I am implementing an endpoint in my Flask application that receives a collection of HTTP requests, and returns a collection of the corresponding HTTP responses. In order to accomplish this, I need my endpoint to call other endpoints in order to construct the result. However, because Flask is blocking while processing the original request, it cannot process the nested requests and the application gets deadlocked.

Is there any way to issue a request within a request in flask in a way that doesn't result in a deadlock?

I included a segment of my code which I believe should be enough to illustrate the problem without overwhelming you. If you would like to see more of it please let me know and I'll share.

from requests import Session, Request

def split(request):
    multipart = request.stream.read()
    boundary = request.content_type.split(';')[1]
    prefix = ' boundary"'
    suffix = '"'
    delimiter = '--%s' % boundary[len(prefix)+1:-len(suffix)]
    subrequests = [s.lstrip() for s in multipart.split(delimiter)]
    for sub in subrequests:
        status_line, _, more_lines = sub.partition('\n')
        method, path, version = status_line.split()
        headers, _, body = more_lines.partition('\n\n')
        url = 'http://localhost:3000' + path
        return Request(method, url, headers=headers, data=body)

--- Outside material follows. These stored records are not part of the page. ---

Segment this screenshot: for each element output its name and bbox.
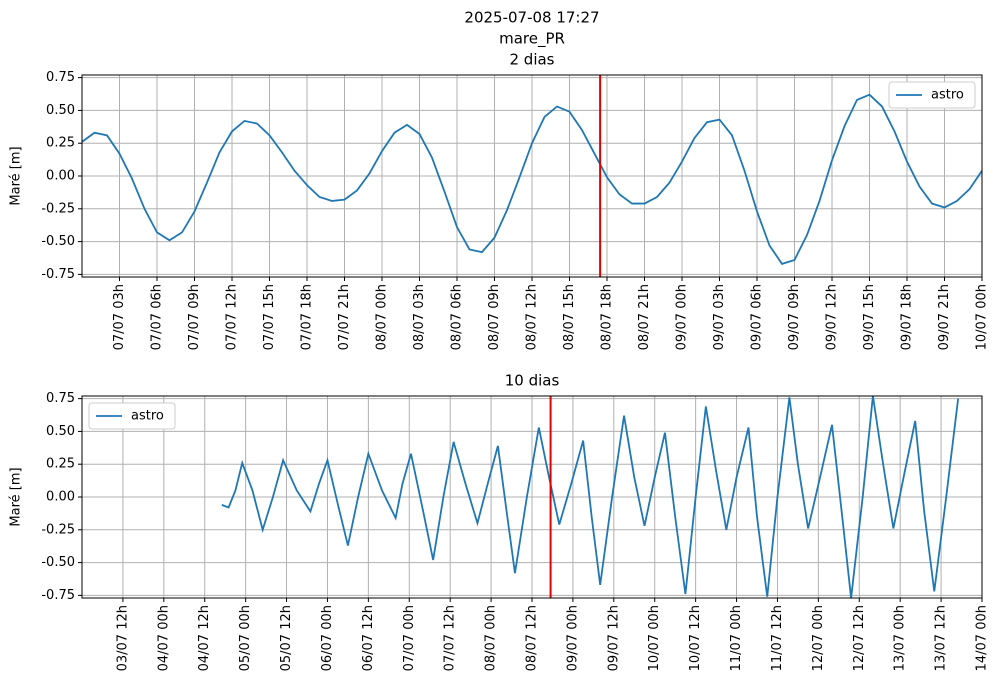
x-tick-label: 07/07 12h (225, 284, 240, 350)
x-tick-label: 11/07 00h (729, 605, 744, 671)
data-line (221, 395, 960, 599)
y-tick-label: 0.25 (46, 457, 75, 472)
y-tick-label: 0.50 (46, 103, 75, 118)
legend-box (888, 81, 976, 109)
x-tick-label: 07/07 12h (443, 605, 458, 671)
x-tick-label: 04/07 12h (197, 605, 212, 671)
x-tick-label: 07/07 18h (300, 284, 315, 350)
x-tick-label: 14/07 00h (975, 605, 990, 671)
y-tick-label: 0.75 (46, 70, 75, 85)
legend-label: astro (931, 88, 964, 103)
y-tick-label: -0.25 (41, 201, 75, 216)
x-tick-label: 09/07 12h (606, 605, 621, 671)
x-tick-label: 08/07 06h (450, 284, 465, 350)
y-tick-label: -0.50 (41, 555, 75, 570)
x-tick-label: 13/07 00h (893, 605, 908, 671)
x-tick-label: 08/07 21h (637, 284, 652, 350)
y-tick-label: -0.50 (41, 234, 75, 249)
x-tick-label: 05/07 12h (279, 605, 294, 671)
figure-title: 2025-07-08 17:27 (464, 9, 599, 27)
x-tick-label: 06/07 00h (320, 605, 335, 671)
legend-label: astro (131, 409, 164, 424)
x-tick-label: 07/07 09h (187, 284, 202, 350)
x-tick-label: 04/07 00h (156, 605, 171, 671)
x-tick-label: 09/07 06h (750, 284, 765, 350)
data-line (81, 93, 983, 265)
x-tick-label: 08/07 12h (525, 284, 540, 350)
x-tick-label: 12/07 12h (852, 605, 867, 671)
y-axis-label: Maré [m] (9, 146, 24, 205)
x-tick-label: 03/07 12h (115, 605, 130, 671)
y-axis-label: Maré [m] (9, 467, 24, 526)
axes-frame (81, 74, 983, 278)
x-tick-label: 08/07 00h (484, 605, 499, 671)
y-tick-label: -0.75 (41, 267, 75, 282)
figure-subtitle: mare_PR (499, 30, 565, 49)
x-tick-label: 07/07 00h (402, 605, 417, 671)
x-tick-label: 07/07 21h (337, 284, 352, 350)
x-tick-label: 13/07 12h (934, 605, 949, 671)
x-tick-label: 08/07 09h (487, 284, 502, 350)
y-tick-label: 0.25 (46, 136, 75, 151)
x-tick-label: 08/07 18h (600, 284, 615, 350)
x-tick-label: 10/07 12h (688, 605, 703, 671)
x-tick-label: 12/07 00h (811, 605, 826, 671)
x-tick-label: 07/07 06h (150, 284, 165, 350)
x-tick-label: 08/07 15h (562, 284, 577, 350)
x-tick-label: 09/07 03h (712, 284, 727, 350)
x-tick-label: 09/07 15h (862, 284, 877, 350)
axes-frame (81, 395, 983, 599)
x-tick-label: 06/07 12h (361, 605, 376, 671)
chart-title: 10 dias (505, 372, 560, 390)
x-tick-label: 08/07 00h (375, 284, 390, 350)
x-tick-label: 07/07 03h (112, 284, 127, 350)
chart-title: 2 dias (509, 51, 554, 69)
x-tick-label: 09/07 00h (565, 605, 580, 671)
x-tick-label: 09/07 12h (825, 284, 840, 350)
y-tick-label: 0.00 (46, 490, 75, 505)
y-tick-label: -0.25 (41, 522, 75, 537)
x-tick-label: 09/07 18h (900, 284, 915, 350)
x-tick-label: 05/07 00h (238, 605, 253, 671)
x-tick-label: 10/07 00h (647, 605, 662, 671)
x-tick-label: 09/07 21h (937, 284, 952, 350)
x-tick-label: 09/07 09h (787, 284, 802, 350)
x-tick-label: 08/07 12h (525, 605, 540, 671)
y-tick-label: 0.50 (46, 424, 75, 439)
legend-box (88, 402, 176, 430)
x-tick-label: 07/07 15h (262, 284, 277, 350)
x-tick-label: 10/07 00h (975, 284, 990, 350)
y-tick-label: 0.75 (46, 391, 75, 406)
x-tick-label: 09/07 00h (675, 284, 690, 350)
y-tick-label: -0.75 (41, 588, 75, 603)
x-tick-label: 08/07 03h (412, 284, 427, 350)
y-tick-label: 0.00 (46, 169, 75, 184)
x-tick-label: 11/07 12h (770, 605, 785, 671)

@app.route('/batch', methods=["GET", "POST"])
def batch():
    subrequests = split(request)
    session = Session()
    responses = []
    for sub in subrequests:
        response.append(s.send(sub.prepare())) # Deadlock!

There are two candidate solutions that I considered which I found to be unsatisfactory:

1. Don't issue a full request. Instead, just call the function that is mapped to the endpoint of interest (url_for). I am unsatisfied by this approach because the nested requests have their own headers and cookies which are neglected by this approach. Furthermore, code in the 'before_request' and 'after_request' handlers won't get called automatically

2. Run multiple instances of the application. This will solve the problem, but expose my service to a pretty simple DoS attack. If I have X instances running, All an attacker would need to do is to hit my service with X different requests to cause a deadlock.

Thank you.

Answer 1

Knowing that the internal flask server is not production-ready, when using only for development, pass the threaded=true parameter to app.run.

app.run(debug=True, threaded=True)

Answer 2

This happens cause you're using the flask devserver. It's not for production use. In production environment you would use an application server (uWSGI, GUnicorn, Tornado, ...) with or without a webserver layer (NGINX, Apache,...) to proxy/balance connections to the workers protecting (not completely but in a lot of environments it's acceptable) from DoS attacks.